Phil Brown of God’s Bible School and College mentioned that one reason (among many) to read Genesis 1-2 straightforwardly is actually found in Exodus. In Exodus 16, God tells the people the rules for manna:
Then the Lord said to Moses, “Behold, I am about to rain bread from heaven for you, and the people shall go out and gather a day’s portion every day, that I may test them, whether they will walk in my law or not. On the sixth day, when they prepare what they bring in, it will be twice as much as they gather daily.” (Exodus 16:4-5)
And in case they thought God meant day-ages or placed hidden gaps between these “days,” God demonstrated that He had been quite serious and, well, literal:
But they did not listen to Moses. Some left part of it till the morning, and it bred worms and stank. And Moses was angry with them. Morning by morning they gathered it, each as much as he could eat; but when the sun grew hot, it melted. (Exodus 16:20–21)

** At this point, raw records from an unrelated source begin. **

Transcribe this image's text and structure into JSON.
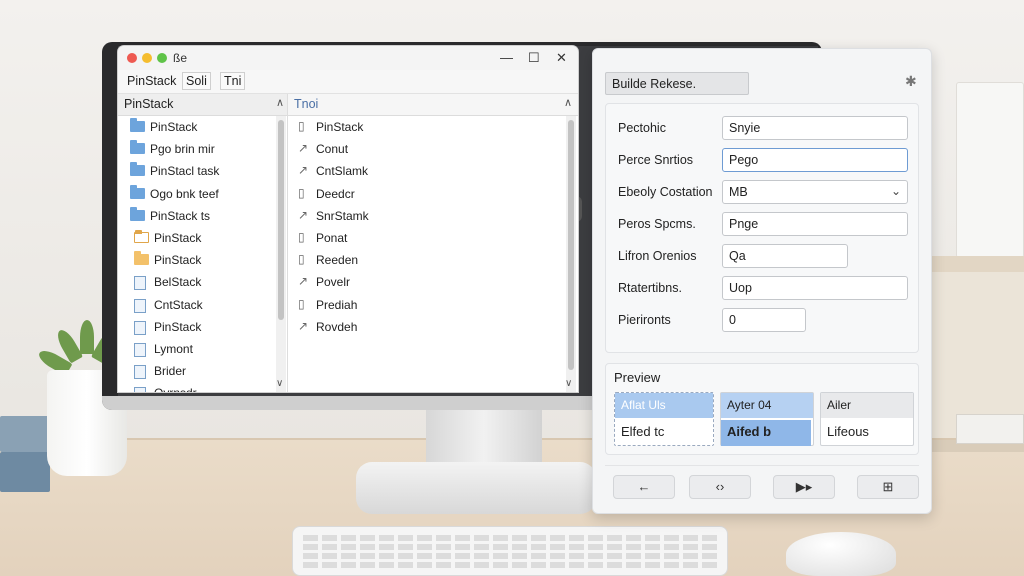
{
  "file_manager": {
    "title": "ße",
    "menu": [
      "PinStack",
      "Soli",
      "Tni"
    ],
    "left_pane": {
      "header": "PinStack",
      "items": [
        {
          "label": "PinStack",
          "icon": "folder-icon"
        },
        {
          "label": "Pgo brin mir",
          "icon": "folder-icon"
        },
        {
          "label": "PinStacl task",
          "icon": "folder-icon"
        },
        {
          "label": "Ogo bnk teef",
          "icon": "folder-icon"
        },
        {
          "label": "PinStack ts",
          "icon": "folder-icon"
        },
        {
          "label": "PinStack",
          "icon": "open-folder-icon"
        },
        {
          "label": "PinStack",
          "icon": "yellow-folder-icon"
        },
        {
          "label": "BelStack",
          "icon": "document-icon"
        },
        {
          "label": "CntStack",
          "icon": "document-icon"
        },
        {
          "label": "PinStack",
          "icon": "document-icon"
        },
        {
          "label": "Lymont",
          "icon": "document-icon"
        },
        {
          "label": "Brider",
          "icon": "document-icon"
        },
        {
          "label": "Ovrnsdr",
          "icon": "document-icon"
        }
      ]
    },
    "right_pane": {
      "header": "Tnoi",
      "items": [
        {
          "label": "PinStack",
          "icon": "file-icon"
        },
        {
          "label": "Conut",
          "icon": "link-icon"
        },
        {
          "label": "CntSlamk",
          "icon": "link-icon"
        },
        {
          "label": "Deedcr",
          "icon": "file-icon"
        },
        {
          "label": "SnrStamk",
          "icon": "link-icon"
        },
        {
          "label": "Ponat",
          "icon": "file-icon"
        },
        {
          "label": "Reeden",
          "icon": "file-icon"
        },
        {
          "label": "Povelr",
          "icon": "link-icon"
        },
        {
          "label": "Prediah",
          "icon": "file-icon"
        },
        {
          "label": "Rovdeh",
          "icon": "link-icon"
        }
      ]
    }
  },
  "dialog": {
    "title": "Builde Rekese.",
    "fields": [
      {
        "label": "Pectohic",
        "value": "Snyie",
        "type": "text"
      },
      {
        "label": "Perce Snrtios",
        "value": "Pego",
        "type": "text",
        "focused": true
      },
      {
        "label": "Ebeoly Costation",
        "value": "MB",
        "type": "select"
      },
      {
        "label": "Peros Spcms.",
        "value": "Pnge",
        "type": "text"
      },
      {
        "label": "Lifron Orenios",
        "value": "Qa",
        "type": "text"
      },
      {
        "label": "Rtatertibns.",
        "value": "Uop",
        "type": "text"
      },
      {
        "label": "Pierironts",
        "value": "0",
        "type": "text"
      }
    ],
    "preview": {
      "label": "Preview",
      "cards": [
        {
          "head": "Aflat Uls",
          "body": "Elfed tc"
        },
        {
          "head": "Ayter 04",
          "body": "Aifed b"
        },
        {
          "head": "Ailer",
          "body": "Lifeous"
        }
      ]
    },
    "nav_buttons": [
      {
        "label": "←",
        "icon": "back-arrow-icon"
      },
      {
        "label": "‹›",
        "icon": "code-brackets-icon"
      },
      {
        "label": "▶▸",
        "icon": "forward-icon"
      },
      {
        "label": "⊞",
        "icon": "grid-icon"
      }
    ]
  }
}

So how would these same Israelites have understood God’s use of “days” just a few weeks later when He said at Sinai,
Six days you shall labor, and do all your work, but the seventh day is a Sabbath to the LORD your God. On it you shall not do any work, you, or your son, or your daughter, your male servant, or your female servant, or your livestock, or the sojourner who is within your gates. For in six days the LORD made heaven and earth, the sea, and all that is in them, and rested on the seventh day. Therefore the LORD blessed the Sabbath day and made it holy. (Exodus 20:9-11)
The argument of not a few evangelicals today is that we have to understand Genesis 1 as its original audience of ancient near-easterners would have understood it. We bring a modern scientific frame to the text that ends up distorting it. But it seems the Israelites were fully capable of understanding a six-day creation story quite literally.